Pero si Joachim se enteró, no hizo caso, sino que se dirigió a la familia.
—¡Acordaos de Job y de cómo Dios puso a prueba su fe enviando demonios para atormentarlo! —les dijo—. ¡Acordaos de cómo Dios mismo, revestido de carne, sufrió todas las aflicciones humanas, incluso la muerte! ¿No podría él entonces afligir a los demonios como afligió a Job e incluso a su Hijo? ¿Nos atrevemos a asociar a Dios con la necesidad y decir que esta obra no puede ser suya? ¡No!
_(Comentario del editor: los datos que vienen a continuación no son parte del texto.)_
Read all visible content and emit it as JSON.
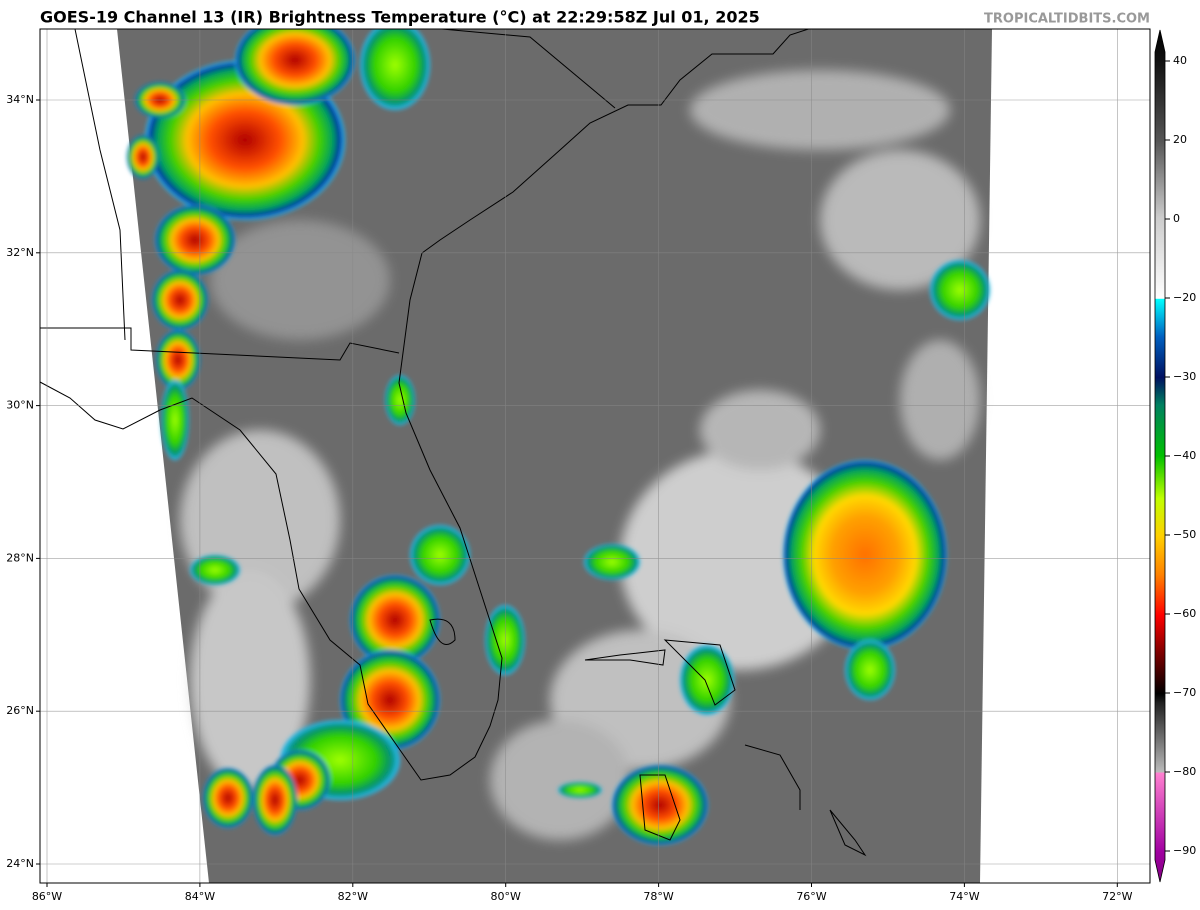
{
  "header": {
    "title": "GOES-19 Channel 13 (IR) Brightness Temperature (°C) at 22:29:58Z Jul 01, 2025",
    "source": "TROPICALTIDBITS.COM"
  },
  "map": {
    "latitude_labels": [
      "34°N",
      "32°N",
      "30°N",
      "28°N",
      "26°N",
      "24°N"
    ],
    "longitude_labels": [
      "86°W",
      "84°W",
      "82°W",
      "80°W",
      "78°W",
      "76°W",
      "74°W",
      "72°W"
    ]
  },
  "colorbar": {
    "ticks": [
      40,
      20,
      0,
      {
        "value": -20,
        "label": "−20"
      },
      {
        "value": -30,
        "label": "−30"
      },
      {
        "value": -40,
        "label": "−40"
      },
      {
        "value": -50,
        "label": "−50"
      },
      {
        "value": -60,
        "label": "−60"
      },
      {
        "value": -70,
        "label": "−70"
      },
      {
        "value": -80,
        "label": "−80"
      },
      {
        "value": -90,
        "label": "−90"
      }
    ]
  }
}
Dios ha deseado que estos demonios sufran las aflicciones de la carne. —Hizo una pausa—. Pero ¿por qué? ¿Por qué? —continuó, como si reflexionara en voz alta, para que la silenciosa asamblea lo escuchara—. No hace nada sin un propósito, aunque su propósito pueda resultarnos un misterio. Se hizo carne para salvarnos del pecado. Hizo carne a estos demonios para salvarlos a ellos del pecado. Si los ángeles caen, entonces los demonios pueden alzarse. ¡Y nosotros vamos a ser los instrumentos de su salvación! Ved cómo han sufrido por voluntad de Dios… ¡y apiadaos de ellos! —Dietrich, que había estado conteniendo la respiración, dejó escapar un suspiro de asombro. Manfred apartó la mano de la espada—. Mostrad a estos seres lo que es ser un cristiano —continuó Joachim—. Dadles la bienvenida a vuestros hogares, pues tienen frío. Dadles pan, pues tienen hambre. Consoladlos, pues están lejos de sus casas. Así, inspirados por nuestro ejemplo, se arrepentirán y serán salvados. Recordad la Gran Súplica: Señor, ¿cuándo te vimos hambriento? ¿Cuándo te vimos desnudo? ¿Cuándo? ¡En nuestro prójimo! ¿Y quién es nuestro prójimo? ¡Cualquiera que se cruce en nuestro camino! —Señaló directamente con el dedo a la masa de impasibles krenken que estaban de pie junto al atrio—. Prisioneros de la carne, no pueden mostrar ningún poder demoníaco. Cristo es todopoderoso. La bondad de Cristo es omnipotente. Triunfa sobre todas las cosas malvadas, triunfa sobre males tan antiguos como Lucifer. ¡Ahora veremos que triunfará sobre el infierno mismo!